Search code examples
pythonlistobjectunique

Find the sub-set of unique objects in a list which contains duplicate references to the objects


I have an algorithm that creates a set of lists in the values of a dictionary. However, the number of lists is less than the number of dictionary keys because some of the values are references to the same list object.

When the algorithm is complete, I want to extract a list of only the remaining unique list objects. I want to avoid having to compare two lists since this is inefficient.

I came up with this way to do it using the id function. Maybe this is fine but I wasn't sure if this is an appropriate use of id and wondering if there's a simpler way to do it.

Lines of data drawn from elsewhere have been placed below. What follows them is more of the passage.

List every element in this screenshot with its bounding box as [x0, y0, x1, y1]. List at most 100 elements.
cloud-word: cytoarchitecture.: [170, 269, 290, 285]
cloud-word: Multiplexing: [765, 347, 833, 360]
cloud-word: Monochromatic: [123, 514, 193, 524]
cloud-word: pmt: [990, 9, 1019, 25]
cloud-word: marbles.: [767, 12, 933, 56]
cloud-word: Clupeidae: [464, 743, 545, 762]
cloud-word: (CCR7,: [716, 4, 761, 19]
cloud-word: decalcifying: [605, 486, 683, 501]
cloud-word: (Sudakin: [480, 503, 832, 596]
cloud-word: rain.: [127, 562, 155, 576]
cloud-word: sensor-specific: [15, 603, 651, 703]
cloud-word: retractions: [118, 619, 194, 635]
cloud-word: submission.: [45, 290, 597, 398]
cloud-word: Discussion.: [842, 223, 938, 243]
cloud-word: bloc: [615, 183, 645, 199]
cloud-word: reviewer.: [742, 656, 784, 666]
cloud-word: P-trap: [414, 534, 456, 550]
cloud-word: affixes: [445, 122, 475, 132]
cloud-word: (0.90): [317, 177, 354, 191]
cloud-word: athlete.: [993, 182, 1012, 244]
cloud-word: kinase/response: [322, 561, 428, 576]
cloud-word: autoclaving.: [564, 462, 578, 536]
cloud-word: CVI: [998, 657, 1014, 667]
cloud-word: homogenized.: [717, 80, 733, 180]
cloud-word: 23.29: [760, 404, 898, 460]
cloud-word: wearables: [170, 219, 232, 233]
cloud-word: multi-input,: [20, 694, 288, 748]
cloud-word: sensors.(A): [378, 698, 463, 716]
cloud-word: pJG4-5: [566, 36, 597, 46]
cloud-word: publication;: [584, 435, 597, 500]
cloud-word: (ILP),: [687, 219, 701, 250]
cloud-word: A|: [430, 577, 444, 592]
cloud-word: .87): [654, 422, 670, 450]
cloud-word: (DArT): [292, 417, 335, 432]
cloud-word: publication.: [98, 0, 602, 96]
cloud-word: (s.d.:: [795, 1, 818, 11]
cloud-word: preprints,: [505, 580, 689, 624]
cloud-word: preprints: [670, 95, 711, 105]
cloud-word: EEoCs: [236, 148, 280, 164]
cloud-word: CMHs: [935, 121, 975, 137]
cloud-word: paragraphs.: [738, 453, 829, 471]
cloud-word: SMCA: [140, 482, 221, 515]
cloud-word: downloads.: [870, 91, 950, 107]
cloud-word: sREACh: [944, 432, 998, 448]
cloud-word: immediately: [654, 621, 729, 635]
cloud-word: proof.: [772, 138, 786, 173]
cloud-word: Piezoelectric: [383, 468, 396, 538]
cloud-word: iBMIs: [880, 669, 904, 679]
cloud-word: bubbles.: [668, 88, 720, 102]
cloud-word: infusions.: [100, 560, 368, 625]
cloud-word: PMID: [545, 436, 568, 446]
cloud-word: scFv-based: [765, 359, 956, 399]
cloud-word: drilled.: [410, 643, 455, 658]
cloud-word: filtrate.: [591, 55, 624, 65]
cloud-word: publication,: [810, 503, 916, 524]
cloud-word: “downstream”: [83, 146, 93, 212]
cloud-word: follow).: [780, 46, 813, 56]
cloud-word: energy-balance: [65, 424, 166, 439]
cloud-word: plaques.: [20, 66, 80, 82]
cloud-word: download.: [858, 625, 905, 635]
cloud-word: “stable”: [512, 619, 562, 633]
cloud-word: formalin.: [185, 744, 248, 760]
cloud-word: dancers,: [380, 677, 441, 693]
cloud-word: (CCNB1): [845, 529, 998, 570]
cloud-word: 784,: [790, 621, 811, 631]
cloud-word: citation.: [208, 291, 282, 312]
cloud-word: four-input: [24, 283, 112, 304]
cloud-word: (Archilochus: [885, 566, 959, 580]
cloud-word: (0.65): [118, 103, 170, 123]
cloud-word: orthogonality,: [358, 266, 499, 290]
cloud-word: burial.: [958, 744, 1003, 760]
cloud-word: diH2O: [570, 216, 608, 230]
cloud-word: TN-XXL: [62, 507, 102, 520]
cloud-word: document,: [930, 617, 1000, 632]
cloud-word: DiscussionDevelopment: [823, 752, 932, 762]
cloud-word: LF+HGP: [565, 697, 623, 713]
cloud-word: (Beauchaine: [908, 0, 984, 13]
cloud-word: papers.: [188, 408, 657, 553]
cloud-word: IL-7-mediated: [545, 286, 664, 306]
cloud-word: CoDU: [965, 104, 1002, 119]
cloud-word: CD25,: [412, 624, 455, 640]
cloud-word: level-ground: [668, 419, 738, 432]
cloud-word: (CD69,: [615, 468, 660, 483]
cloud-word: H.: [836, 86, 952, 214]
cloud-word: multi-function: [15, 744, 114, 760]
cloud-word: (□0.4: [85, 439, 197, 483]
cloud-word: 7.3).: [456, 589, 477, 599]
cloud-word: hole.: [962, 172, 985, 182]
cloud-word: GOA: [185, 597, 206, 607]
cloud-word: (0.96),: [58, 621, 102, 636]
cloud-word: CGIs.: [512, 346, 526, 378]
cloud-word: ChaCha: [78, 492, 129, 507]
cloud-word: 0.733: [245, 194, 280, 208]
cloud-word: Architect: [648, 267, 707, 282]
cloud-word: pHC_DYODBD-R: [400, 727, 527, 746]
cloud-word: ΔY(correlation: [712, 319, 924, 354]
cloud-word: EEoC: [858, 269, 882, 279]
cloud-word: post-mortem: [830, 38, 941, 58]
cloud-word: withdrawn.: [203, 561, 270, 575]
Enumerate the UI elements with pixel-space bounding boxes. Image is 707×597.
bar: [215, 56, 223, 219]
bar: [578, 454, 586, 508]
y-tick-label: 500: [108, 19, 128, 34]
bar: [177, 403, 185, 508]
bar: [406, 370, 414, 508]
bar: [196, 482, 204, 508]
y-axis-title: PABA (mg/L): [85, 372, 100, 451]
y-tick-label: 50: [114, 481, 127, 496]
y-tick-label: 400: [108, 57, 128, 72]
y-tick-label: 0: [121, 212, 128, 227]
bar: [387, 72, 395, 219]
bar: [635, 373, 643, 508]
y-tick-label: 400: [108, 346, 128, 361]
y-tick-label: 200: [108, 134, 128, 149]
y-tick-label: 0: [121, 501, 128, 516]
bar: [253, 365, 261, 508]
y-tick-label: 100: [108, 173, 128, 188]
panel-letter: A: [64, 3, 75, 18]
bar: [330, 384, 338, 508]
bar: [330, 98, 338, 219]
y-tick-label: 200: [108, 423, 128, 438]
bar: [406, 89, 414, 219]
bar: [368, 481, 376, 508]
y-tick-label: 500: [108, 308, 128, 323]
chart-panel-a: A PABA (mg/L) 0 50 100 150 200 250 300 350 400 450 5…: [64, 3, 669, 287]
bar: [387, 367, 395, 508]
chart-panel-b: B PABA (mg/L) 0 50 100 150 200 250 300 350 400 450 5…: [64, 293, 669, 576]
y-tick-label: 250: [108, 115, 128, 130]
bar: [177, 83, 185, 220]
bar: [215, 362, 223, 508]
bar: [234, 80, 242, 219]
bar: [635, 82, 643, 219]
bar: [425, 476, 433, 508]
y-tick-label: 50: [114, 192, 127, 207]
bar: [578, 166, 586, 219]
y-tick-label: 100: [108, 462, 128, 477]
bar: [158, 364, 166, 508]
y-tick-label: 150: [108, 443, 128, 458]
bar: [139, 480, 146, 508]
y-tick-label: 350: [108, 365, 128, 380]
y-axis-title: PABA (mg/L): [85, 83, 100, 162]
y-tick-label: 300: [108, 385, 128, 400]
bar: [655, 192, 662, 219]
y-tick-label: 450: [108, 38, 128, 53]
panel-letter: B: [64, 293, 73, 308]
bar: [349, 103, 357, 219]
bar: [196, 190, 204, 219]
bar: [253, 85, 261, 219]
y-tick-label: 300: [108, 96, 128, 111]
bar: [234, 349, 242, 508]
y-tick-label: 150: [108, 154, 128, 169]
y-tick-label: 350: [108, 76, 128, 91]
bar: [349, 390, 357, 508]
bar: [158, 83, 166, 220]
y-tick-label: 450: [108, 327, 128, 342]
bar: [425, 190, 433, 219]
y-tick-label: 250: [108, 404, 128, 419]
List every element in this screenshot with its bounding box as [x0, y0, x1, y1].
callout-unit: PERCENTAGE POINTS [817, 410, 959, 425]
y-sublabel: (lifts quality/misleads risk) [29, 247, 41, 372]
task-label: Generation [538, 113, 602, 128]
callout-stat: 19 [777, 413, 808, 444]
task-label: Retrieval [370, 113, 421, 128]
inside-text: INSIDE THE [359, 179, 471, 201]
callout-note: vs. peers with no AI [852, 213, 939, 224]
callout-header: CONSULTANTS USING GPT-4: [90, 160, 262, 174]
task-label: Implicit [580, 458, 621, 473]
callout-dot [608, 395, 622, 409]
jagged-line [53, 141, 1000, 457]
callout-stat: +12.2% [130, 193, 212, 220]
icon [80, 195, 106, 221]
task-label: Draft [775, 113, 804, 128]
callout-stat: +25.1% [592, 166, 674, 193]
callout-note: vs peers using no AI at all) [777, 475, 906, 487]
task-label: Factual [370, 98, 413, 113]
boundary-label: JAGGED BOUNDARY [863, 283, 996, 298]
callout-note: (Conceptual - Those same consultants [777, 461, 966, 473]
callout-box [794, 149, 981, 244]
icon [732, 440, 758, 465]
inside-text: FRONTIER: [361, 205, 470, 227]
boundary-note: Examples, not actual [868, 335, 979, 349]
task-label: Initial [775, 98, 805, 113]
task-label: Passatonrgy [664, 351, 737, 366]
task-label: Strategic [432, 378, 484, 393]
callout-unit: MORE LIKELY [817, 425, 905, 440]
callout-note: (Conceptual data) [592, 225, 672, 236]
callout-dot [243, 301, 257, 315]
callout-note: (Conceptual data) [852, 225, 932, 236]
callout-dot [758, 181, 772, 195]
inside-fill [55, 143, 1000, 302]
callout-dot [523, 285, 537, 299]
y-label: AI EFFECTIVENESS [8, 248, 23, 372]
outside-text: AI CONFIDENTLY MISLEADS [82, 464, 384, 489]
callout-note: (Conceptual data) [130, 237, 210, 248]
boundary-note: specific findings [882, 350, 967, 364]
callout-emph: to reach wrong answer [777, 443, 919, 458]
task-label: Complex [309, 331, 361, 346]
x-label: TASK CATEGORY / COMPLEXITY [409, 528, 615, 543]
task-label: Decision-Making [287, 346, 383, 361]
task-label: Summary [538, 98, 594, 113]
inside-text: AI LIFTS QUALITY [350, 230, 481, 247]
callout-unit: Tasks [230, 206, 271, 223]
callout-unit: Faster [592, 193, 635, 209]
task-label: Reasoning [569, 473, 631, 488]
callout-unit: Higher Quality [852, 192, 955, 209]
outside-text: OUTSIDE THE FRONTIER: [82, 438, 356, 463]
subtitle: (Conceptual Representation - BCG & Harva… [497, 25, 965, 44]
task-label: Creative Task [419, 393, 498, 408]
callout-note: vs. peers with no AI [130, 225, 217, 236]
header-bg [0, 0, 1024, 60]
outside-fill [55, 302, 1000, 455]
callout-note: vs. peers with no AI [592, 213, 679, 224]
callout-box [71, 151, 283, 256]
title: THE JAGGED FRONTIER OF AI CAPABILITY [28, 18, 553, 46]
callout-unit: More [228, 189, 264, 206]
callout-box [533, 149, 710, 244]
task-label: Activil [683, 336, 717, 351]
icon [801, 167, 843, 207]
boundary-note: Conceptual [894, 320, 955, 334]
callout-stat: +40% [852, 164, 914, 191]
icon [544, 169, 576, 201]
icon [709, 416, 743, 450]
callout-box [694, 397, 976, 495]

# Start with a full set of unique lists
groups = {i: [i] for i in range(1, 6)}

# Algorithm joins some of the lists together which 
# reduces the total number
for a, b in [(1, 2), (2, 4)]:
    groups[a] += groups[b]
    groups[b] = groups[a]

print(groups)

Output:

{1: [1, 2, 4], 2: [1, 2, 4], 3: [3], 4: [1, 2, 4], 5: [5]}

Note: Now some of the values of the dictionary contain the same list, [1, 2, 4].

# Find the remaining unique lists
all_values = list(groups.values())
ids = [id(x) for x in all_values]
result = [all_values[ids.index(a)] for a in set(ids)]

print(result)

Output:

[[1, 2, 4], [3], [5]]

This is a common question in other languages but I couldn't find one on how to do this in Python.


Solution

  • What you have is a dictionary where values (lists) may be duplicated.

    Sets are useful for reducing duplicate data. However, as lists are not hashable you need to convert them to something else - e.g., a tuple

    You could do this:

    groups = {i: [i] for i in range(1, 6)}
    
    # Algorithm joins some of the lists together which 
    # reduces the total number
    for a, b in [(1, 2), (2, 4)]:
        groups[a] += groups[b]
        groups[b] = groups[a]
    
    print(groups)
    
    result = list(map(list, {*(tuple(e) for e in groups.values())}))
    
    print(result)
    

    Output:

    [[3], [1, 2, 4], [5]]
    

    A potential disadvantage of this technique is that the output order may not be what's required

    Note:

    Just to emphasise the id v. hash dilemma, consider this:

    a=(1,2,3,4,5)           
    b=(1,2,3,4,5)
                       
    id(a)              
    4429940832
    
    id(b)           
    4429952432
    
    hash(a)           
    -5659871693760987716
    
    hash(b) 
    -5659871693760987716